Liberals Propose Increased Border Searches By Eliminating Anti-Counterfeiting Personal Exception

The Standing Committee on Industry, Science and Technology held its clause-by-clause review of Bill C-8, the anti-counterfeiting bill yesterday. I appeared before the committee last month to express concerns about some lobbyist demands for reforms, including removing the exception for personal goods of travelers, the inclusion of statutory damages for trademark infringement, and targeting in-transit shipments.

While the committee did not complete the review of the bill – it will resume on Wednesday – the surprise of the day involved Liberal MP Judy Sgro proposing that the government remove the exception for personal travelers. Given that personal use exceptions are even included in the Anti-Counterfeiting Trade Agreement, it is shocking to see any party proposing their removal, which would result in longer delays at the border and increased searches of individual travelers. The proposal failed since it was rejected by both the Conservatives and NDP, with the NDP noting that “this was one of the important provisions that brought some balance to the bill.”

The Liberals also proposed a “simplified procedure” for the seizure of goods, another demand of lobby groups that would remove court oversight in the destruction of goods in a greater number of cases. Both the Conservatives and Liberals noted that this would alter the balance in the bill and rejected the proposal.

The committee did pass several amendments proposed by the Conservatives that include allowing for information to be shared by border officials and rights holders for the purposes of settlements and expanding those goods encompassed by the law that are not yet trademark protected (the example given was the use of a trademark on a related item). The NDP proposed a misuse provision by rights holders be added to the bill, but that was defeated. The review of the bill continues on Wednesday, but the big story of the first day of review was the Liberal’s support of lobby groups seeking to crack down on consumers.


  1. Nice try…
    There is a difference between cracking down on dangerous counterfeit goods and cracking down on “consumers”…nice try Michael Geist…

  2. Michael Geist says:

    The Liberals reference point for the need for the personal exception change was Coach handbags.

  3. Steven Scott says:

    @Michael Geist: Does this mean the Liberals wanted to be able to stop a traveler with a knock-off Coach handbag, and have it destroyed since it would be a counterfeit item?

  4. uncle wiggily says:

    Sounds like the spirit Sam Bulte lives on amongst the Libs.

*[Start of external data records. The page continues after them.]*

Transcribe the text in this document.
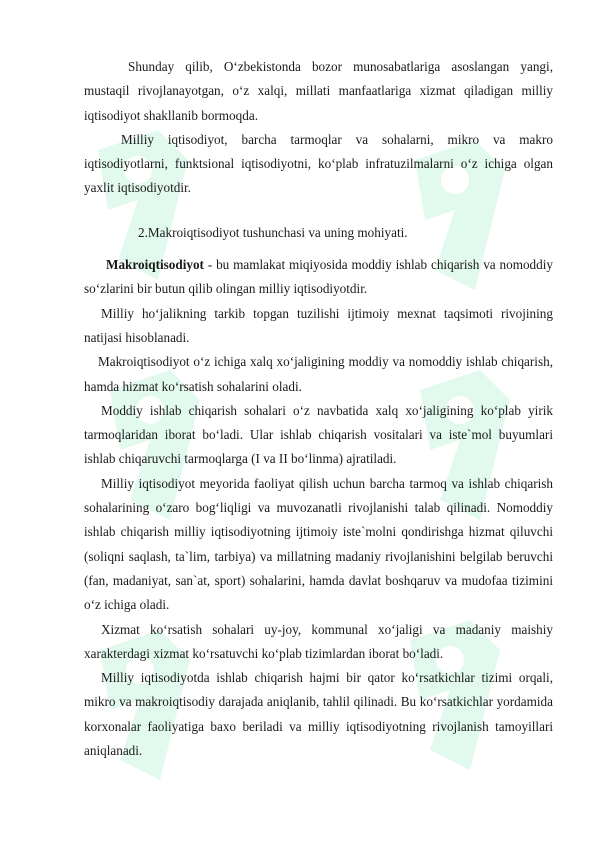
Shunday qilib, O‘zbekistonda bozor munosabatlariga asoslangan yangi, mustaqil rivojlanayotgan, o‘z xalqi, millati manfaatlariga xizmat qiladigan milliy iqtisodiyot shakllanib bormoqda.

Milliy iqtisodiyot, barcha tarmoqlar va sohalarni, mikro va makro iqtisodiyotlarni, funktsional iqtisodiyotni, ko‘plab infratuzilmalarni o‘z ichiga olgan yaxlit iqtisodiyotdir.

2.Makroiqtisodiyot tushunchasi va uning mohiyati.

Makroiqtisodiyot - bu mamlakat miqiyosida moddiy ishlab chiqarish va nomoddiy so‘zlarini bir butun qilib olingan milliy iqtisodiyotdir.

Milliy ho‘jalikning tarkib topgan tuzilishi ijtimoiy mexnat taqsimoti rivojining natijasi hisoblanadi.

Makroiqtisodiyot o‘z ichiga xalq xo‘jaligining moddiy va nomoddiy ishlab chiqarish, hamda hizmat ko‘rsatish sohalarini oladi.

Moddiy ishlab chiqarish sohalari o‘z navbatida xalq xo‘jaligining ko‘plab yirik tarmoqlaridan iborat bo‘ladi. Ular ishlab chiqarish vositalari va iste`mol buyumlari ishlab chiqaruvchi tarmoqlarga (I va II bo‘linma) ajratiladi.

Milliy iqtisodiyot meyorida faoliyat qilish uchun barcha tarmoq va ishlab chiqarish sohalarining o‘zaro bog‘liqligi va muvozanatli rivojlanishi talab qilinadi. Nomoddiy ishlab chiqarish milliy iqtisodiyotning ijtimoiy iste`molni qondirishga hizmat qiluvchi (soliqni saqlash, ta`lim, tarbiya) va millatning madaniy rivojlanishini belgilab beruvchi (fan, madaniyat, san`at, sport) sohalarini, hamda davlat boshqaruv va mudofaa tizimini o‘z ichiga oladi.

Xizmat ko‘rsatish sohalari uy-joy, kommunal xo‘jaligi va madaniy maishiy xarakterdagi xizmat ko‘rsatuvchi ko‘plab tizimlardan iborat bo‘ladi.

Milliy iqtisodiyotda ishlab chiqarish hajmi bir qator ko‘rsatkichlar tizimi orqali, mikro va makroiqtisodiy darajada aniqlanib, tahlil qilinadi. Bu ko‘rsatkichlar yordamida korxonalar faoliyatiga baxo beriladi va milliy iqtisodiyotning rivojlanish tamoyillari aniqlanadi.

  5. Even worse, how on earth, can Customs (CBSA) tell with 100% certainty, while you are standing there waiting, that something in your possession is counterfeit anyway. Of course, there are obvious items, but most are not always easily recognizable as fake, most would require a rights holder or expert to identify these items, something that cannot be done while you are waiting at the airport. This part of the legislation will not work as proposed.

  6. When will the people of Canada wake up and BAN these lobby groups.
    They are only there to support themselves and don’t give a damn
    about Canadian citizens.

  7. I can see it already
    The legit stuff can cost a tonne of money. And all it takes is bad judgement on the part of the customs officer to have it seized or destroyed. Can’t wait for the story of the musician who got his 3k+ guitar destroyed because the custom officer swore it was a fake Chinese Gibson.

  8. The incident suggests that the Liberals have the stupidity to match Conservative evil.

  9. Seams as though the lobbyists have been watching the polls

  10. Watch the birdy
    No really… let’s all argue about Liberals vs. Conservatives.

    No really, it’s what’s best for the country; let’s all get angry at the other guy for their vote preference.

  11. “dangerous counterfeit goods”?
    “dangerous counterfeit goods”? Really? For the most part counterfeit goods are clothing and accessories which pose no danger other than to the pocketbooks of the trademark holders.